Part 19 of 58
The Same Eyes Everywhere
By Madhav Kaushish · Ages 12+
The sliding-window approach worked well. But Trviksha had not yet appreciated how dramatically it changed the economics of the network.
Counting the Pebbles
Blortz, ever the bookkeeper, did the arithmetic.
Blortz: Your old fully connected network took four hundred inputs and connected each one to each hidden velociraptor. With sixteen hidden velociraptors, that was four hundred times sixteen weights — six thousand four hundred weight arrangements. Plus sixteen weights from the hidden layer to the output. Six thousand four hundred and sixteen weights in total.
Trviksha: That sounds right.
Blortz: Your new sliding-window approach has nine weights.
Trviksha: Nine.
Blortz: Nine weights, applied at every position on a 20×20 grid. The same nine weights, reused approximately three hundred and twenty-four times. Nine pebble arrangements on one shelf versus six thousand four hundred on sixty shelves. The storage difference is enormous.
Nine weights versus six thousand four hundred. The convolutional approach used less than one-seventh of one percent of the fully connected approach's parameters. And it worked better.
Why Fewer Is Better
Trviksha: It is not just that fewer weights are cheaper to store and faster to adjust. Fewer weights actually produce a better model.
Glagalbagal: How can knowing less lead to better predictions?
Trviksha: The fully connected network had six thousand four hundred chances to memorize. Each weight could encode a position-specific quirk — "plot 17 tends to be blighted in the training fields." With that many free parameters and only forty training fields, the network had more than enough capacity to memorize every field individually.

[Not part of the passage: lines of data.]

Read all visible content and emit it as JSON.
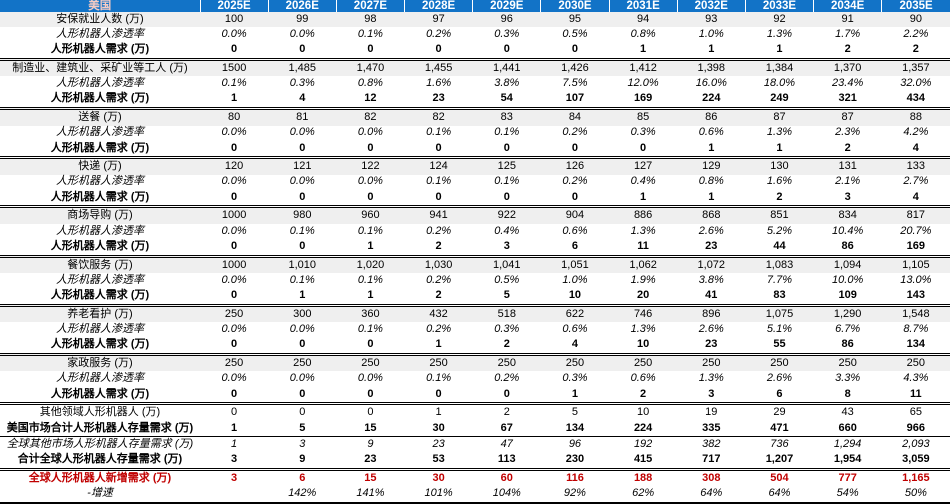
{
  "colors": {
    "header_bg": "#1273C7",
    "header_text": "#FFFFFF",
    "region_text": "#F6CCC4",
    "accent_red": "#C00000",
    "stripe_bg": "#EFEFEF"
  },
  "chart_data": {
    "type": "table",
    "title_cell": "美国",
    "columns": [
      "2025E",
      "2026E",
      "2027E",
      "2028E",
      "2029E",
      "2030E",
      "2031E",
      "2032E",
      "2033E",
      "2034E",
      "2035E"
    ],
    "rows": [
      {
        "label": "安保就业人数 (万)",
        "style": "cat",
        "values": [
          "100",
          "99",
          "98",
          "97",
          "96",
          "95",
          "94",
          "93",
          "92",
          "91",
          "90"
        ]
      },
      {
        "label": "人形机器人渗透率",
        "style": "pen",
        "values": [
          "0.0%",
          "0.0%",
          "0.1%",
          "0.2%",
          "0.3%",
          "0.5%",
          "0.8%",
          "1.0%",
          "1.3%",
          "1.7%",
          "2.2%"
        ]
      },
      {
        "label": "人形机器人需求 (万)",
        "style": "dem",
        "values": [
          "0",
          "0",
          "0",
          "0",
          "0",
          "0",
          "1",
          "1",
          "1",
          "2",
          "2"
        ]
      },
      {
        "label": "制造业、建筑业、采矿业等工人 (万)",
        "style": "cat",
        "values": [
          "1500",
          "1,485",
          "1,470",
          "1,455",
          "1,441",
          "1,426",
          "1,412",
          "1,398",
          "1,384",
          "1,370",
          "1,357"
        ]
      },
      {
        "label": "人形机器人渗透率",
        "style": "pen",
        "values": [
          "0.1%",
          "0.3%",
          "0.8%",
          "1.6%",
          "3.8%",
          "7.5%",
          "12.0%",
          "16.0%",
          "18.0%",
          "23.4%",
          "32.0%"
        ]
      },
      {
        "label": "人形机器人需求 (万)",
        "style": "dem",
        "values": [
          "1",
          "4",
          "12",
          "23",
          "54",
          "107",
          "169",
          "224",
          "249",
          "321",
          "434"
        ]
      },
      {
        "label": "送餐 (万)",
        "style": "cat",
        "values": [
          "80",
          "81",
          "82",
          "82",
          "83",
          "84",
          "85",
          "86",
          "87",
          "87",
          "88"
        ]
      },
      {
        "label": "人形机器人渗透率",
        "style": "pen",
        "values": [
          "0.0%",
          "0.0%",
          "0.0%",
          "0.1%",
          "0.1%",
          "0.2%",
          "0.3%",
          "0.6%",
          "1.3%",
          "2.3%",
          "4.2%"
        ]
      },
      {
        "label": "人形机器人需求 (万)",
        "style": "dem",
        "values": [
          "0",
          "0",
          "0",
          "0",
          "0",
          "0",
          "0",
          "1",
          "1",
          "2",
          "4"
        ]
      },
      {
        "label": "快递 (万)",
        "style": "cat",
        "values": [
          "120",
          "121",
          "122",
          "124",
          "125",
          "126",
          "127",
          "129",
          "130",
          "131",
          "133"
        ]
      },
      {
        "label": "人形机器人渗透率",
        "style": "pen",
        "values": [
          "0.0%",
          "0.0%",
          "0.0%",
          "0.1%",
          "0.1%",
          "0.2%",
          "0.4%",
          "0.8%",
          "1.6%",
          "2.1%",
          "2.7%"
        ]
      },
      {
        "label": "人形机器人需求 (万)",
        "style": "dem",
        "values": [
          "0",
          "0",
          "0",
          "0",
          "0",
          "0",
          "1",
          "1",
          "2",
          "3",
          "4"
        ]
      },
      {
        "label": "商场导购 (万)",
        "style": "cat",
        "values": [
          "1000",
          "980",
          "960",
          "941",
          "922",
          "904",
          "886",
          "868",
          "851",
          "834",
          "817"
        ]
      },
      {
        "label": "人形机器人渗透率",
        "style": "pen",
        "values": [
          "0.0%",
          "0.1%",
          "0.1%",
          "0.2%",
          "0.4%",
          "0.6%",
          "1.3%",
          "2.6%",
          "5.2%",
          "10.4%",
          "20.7%"
        ]
      },
      {
        "label": "人形机器人需求 (万)",
        "style": "dem",
        "values": [
          "0",
          "0",
          "1",
          "2",
          "3",
          "6",
          "11",
          "23",
          "44",
          "86",
          "169"
        ]
      },
      {
        "label": "餐饮服务 (万)",
        "style": "cat",
        "values": [
          "1000",
          "1,010",
          "1,020",
          "1,030",
          "1,041",
          "1,051",
          "1,062",
          "1,072",
          "1,083",
          "1,094",
          "1,105"
        ]
      },
      {
        "label": "人形机器人渗透率",
        "style": "pen",
        "values": [
          "0.0%",
          "0.1%",
          "0.1%",
          "0.2%",
          "0.5%",
          "1.0%",
          "1.9%",
          "3.8%",
          "7.7%",
          "10.0%",
          "13.0%"
        ]
      },
      {
        "label": "人形机器人需求 (万)",
        "style": "dem",
        "values": [
          "0",
          "1",
          "1",
          "2",
          "5",
          "10",
          "20",
          "41",
          "83",
          "109",
          "143"
        ]
      },
      {
        "label": "养老看护 (万)",
        "style": "cat",
        "values": [
          "250",
          "300",
          "360",
          "432",
          "518",
          "622",
          "746",
          "896",
          "1,075",
          "1,290",
          "1,548"
        ]
      },
      {
        "label": "人形机器人渗透率",
        "style": "pen",
        "values": [
          "0.0%",
          "0.0%",
          "0.1%",
          "0.2%",
          "0.3%",
          "0.6%",
          "1.3%",
          "2.6%",
          "5.1%",
          "6.7%",
          "8.7%"
        ]
      },
      {
        "label": "人形机器人需求 (万)",
        "style": "dem",
        "values": [
          "0",
          "0",
          "0",
          "1",
          "2",
          "4",
          "10",
          "23",
          "55",
          "86",
          "134"
        ]
      },
      {
        "label": "家政服务 (万)",
        "style": "cat",
        "values": [
          "250",
          "250",
          "250",
          "250",
          "250",
          "250",
          "250",
          "250",
          "250",
          "250",
          "250"
        ]
      },
      {
        "label": "人形机器人渗透率",
        "style": "pen",
        "values": [
          "0.0%",
          "0.0%",
          "0.0%",
          "0.1%",
          "0.2%",
          "0.3%",
          "0.6%",
          "1.3%",
          "2.6%",
          "3.3%",
          "4.3%"
        ]
      },
      {
        "label": "人形机器人需求 (万)",
        "style": "dem",
        "values": [
          "0",
          "0",
          "0",
          "0",
          "0",
          "1",
          "2",
          "3",
          "6",
          "8",
          "11"
        ]
      },
      {
        "label": "其他领域人形机器人 (万)",
        "style": "plain",
        "values": [
          "0",
          "0",
          "0",
          "1",
          "2",
          "5",
          "10",
          "19",
          "29",
          "43",
          "65"
        ]
      },
      {
        "label": "美国市场合计人形机器人存量需求 (万)",
        "style": "us_total",
        "values": [
          "1",
          "5",
          "15",
          "30",
          "67",
          "134",
          "224",
          "335",
          "471",
          "660",
          "966"
        ]
      },
      {
        "label": "全球其他市场人形机器人存量需求 (万)",
        "style": "global_other",
        "values": [
          "1",
          "3",
          "9",
          "23",
          "47",
          "96",
          "192",
          "382",
          "736",
          "1,294",
          "2,093"
        ]
      },
      {
        "label": "合计全球人形机器人存量需求 (万)",
        "style": "global_total",
        "values": [
          "3",
          "9",
          "23",
          "53",
          "113",
          "230",
          "415",
          "717",
          "1,207",
          "1,954",
          "3,059"
        ]
      },
      {
        "label": "全球人形机器人新增需求 (万)",
        "style": "new_demand",
        "values": [
          "3",
          "6",
          "15",
          "30",
          "60",
          "116",
          "188",
          "308",
          "504",
          "777",
          "1,165"
        ]
      },
      {
        "label": "-增速",
        "style": "growth",
        "values": [
          "",
          "142%",
          "141%",
          "101%",
          "104%",
          "92%",
          "62%",
          "64%",
          "64%",
          "54%",
          "50%"
        ]
      }
    ]
  }
}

The convolutional network had nine chances to encode knowledge. Nine weights had to capture everything the network knew about what blight looked like. There was no room to memorize specific fields or specific positions. The nine weights could only encode the general pattern — and the general pattern was what Kvrothja needed.
Blortz: Fewer weights force generalization. The network cannot memorize because it does not have enough capacity. It must learn the rule.
Trviksha: And the rule is the same everywhere in the field, which is exactly what the shared weights assume. The assumption matches the reality. A disease cluster genuinely does look the same regardless of position. So the constraint — "use the same weights everywhere" — is not a limitation. It is correct.
The Comparison
To confirm, Trviksha trained both architectures on the same forty fields with the same train/test split and the same regularization:
| Architecture | Weights | Training accuracy | Test accuracy |
|---|---|---|---|
| Fully connected (16 hidden) | 6,416 | 94% | 76% |
| Sliding window (3×3) | 9 | 86% | 88% |
The fully connected network had higher training accuracy but lower test accuracy — classic overfitting. The sliding window had lower training accuracy (it could not memorize) but higher test accuracy (it had learned the right thing).

Kvrothja: The simpler system is better?
Trviksha: The simpler system is better because its simplicity matches the problem. The data has spatial structure. The sliding window respects that structure — same weights everywhere, local patches only. The fully connected network ignores the structure and wastes its capacity learning things that are not true in general.
Blortz: If the data did not have spatial structure — if the pattern were different at every position — the sliding window would fail, because its assumption would be wrong.
Trviksha: Correct. The sliding window works because the assumption of translation invariance holds for this data. For data where it does not hold — patient records, for instance, where each column means something different — you would not use this approach.
The lesson was not that fewer weights are always better. It was that encoding the right assumptions into the architecture can dramatically reduce the number of weights needed, while simultaneously improving performance. Knowing the structure of the problem allowed Trviksha to build a network that was both smaller and smarter.